Thursday, 11pm: Scores of concerned residents attended a public meeting in Thorney this evening (April 25) over controversial proposals for a wind farm near the village.
The Thorney Landscape Protection Group had called the meeting at Bedford Hall, in Station Road, in opposition to plans for eight wing turbines, 126.5m high, at Gores Farm, in Whittlesey Road, Thorney.
The £29m plans, currently out to consultation, have been submitted to Peterborough City Council by Peterborough Wind Energy, a subsidiary of the Wales-based West Coast Energy.
Tonight’s meeting was a chance to galvanise opposition against the application – just one of a host of wind farms mooted for the area.
Bob Davis, a member of the Thorney Landscape Protection Group and chair of the meeting, said some 42 wind turbines, at different stages of the planning process, were known to be in the offing for the parish.
He said: “If we don’t stop this one. I fear the flood gates will open.”
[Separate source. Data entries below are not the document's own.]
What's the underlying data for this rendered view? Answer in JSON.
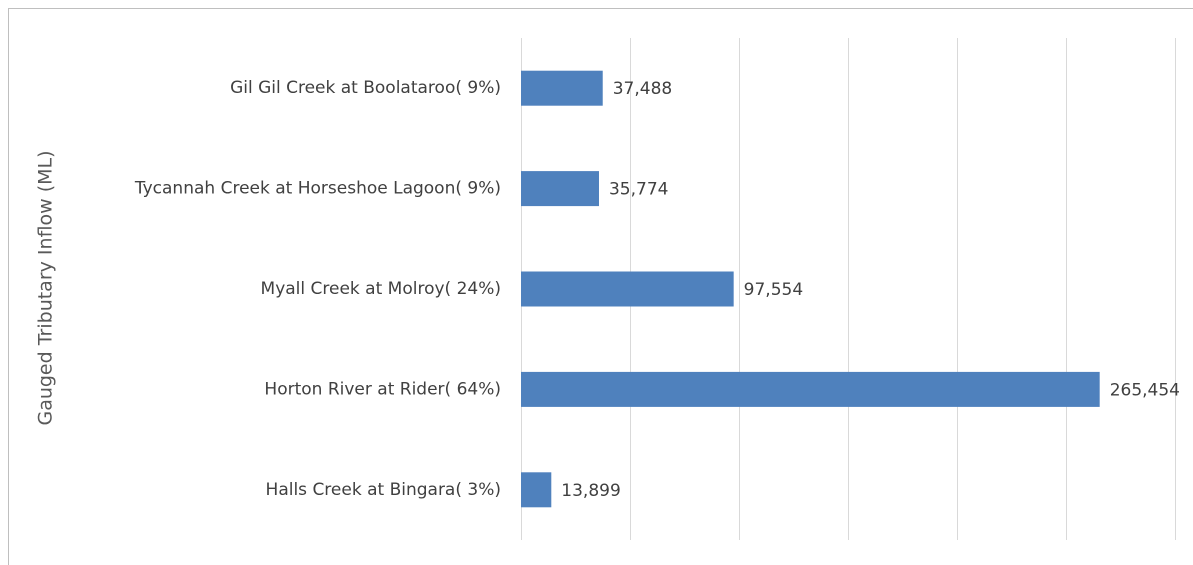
{
  "chart_data": {
    "type": "barh",
    "y_label": "Gauged Tributary Inflow (ML)",
    "categories": [
      "Gil Gil Creek at Boolataroo( 9%)",
      "Tycannah Creek at Horseshoe Lagoon( 9%)",
      "Myall Creek at Molroy( 24%)",
      "Horton River at Rider( 64%)",
      "Halls Creek at Bingara( 3%)"
    ],
    "values": [
      37488,
      35774,
      97554,
      265454,
      13899
    ],
    "value_labels": [
      "37,488",
      "35,774",
      "97,554",
      "265,454",
      "13,899"
    ],
    "color": "#4f81bd",
    "xlim": [
      0,
      300000
    ],
    "xticks": [
      0,
      50000,
      100000,
      150000,
      200000,
      250000,
      300000
    ],
    "grid": true
  }
}
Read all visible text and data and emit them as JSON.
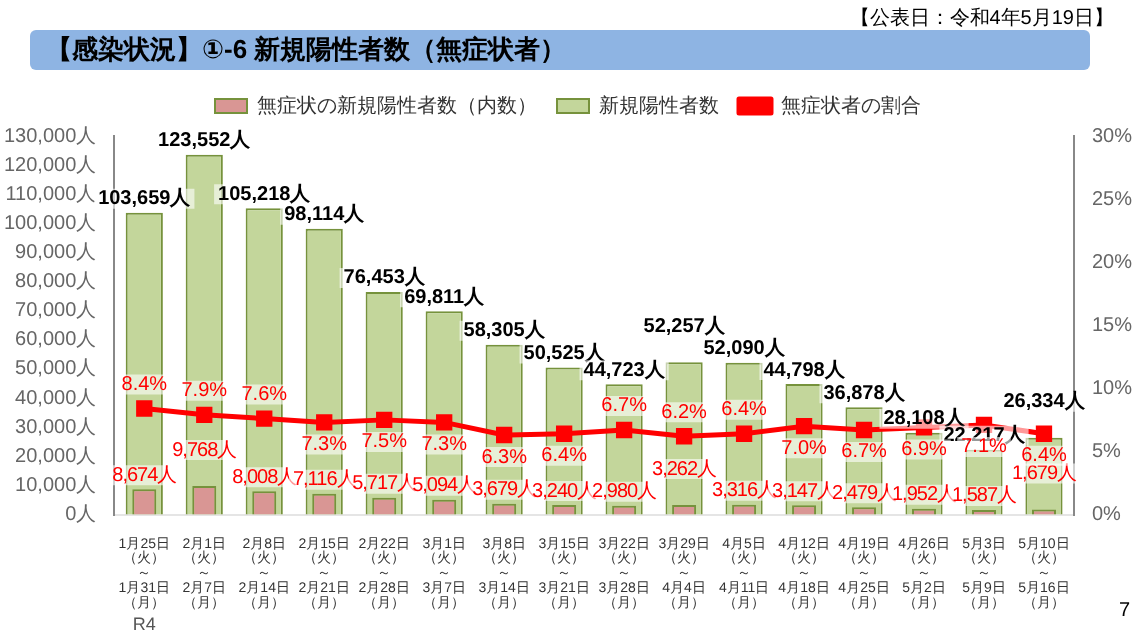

He urged residents to register their objections to the wind farm with Peterborough City Council before the end of the consultation period, Friday, May 17.
He said: “These monsters will destroy, to my eye, the unique quality and beauty and appeal of the fen.”
He added: “As a community, we need to get off our collective backside and do something about it.”
Among the political figures giving their backing to campaigners were Cllr David Sanders, member for Eye and Thorney at Peterborough City Council, and MP for Peterborough Stewart Jackson.
Mr Jackson was among the speakers who advised residents to keep their objections to matters planning officers could take into account, which includes noise, for example, but not the impact on property prices.
He added: “I’m on your side and I stand ready to assist you in any way that I can.”
The meeting was also a chance for members of the public to put questions to Peterborough City Council’s planning officer Nick Harding.
He told concerned residents despite the authority’s ambitions of being an Environmental Capital that did not mean the application was not an overriding consideration for the city council.
He said: “It is keen on doing renewable energy, but that is not at any price.”
A representative from West Coast Energy was not at the meeting, but has previously stated the proposed wind farm would generate up to 24MW of power – equivalent to the annual domestic electricity consumption of 13,011 homes.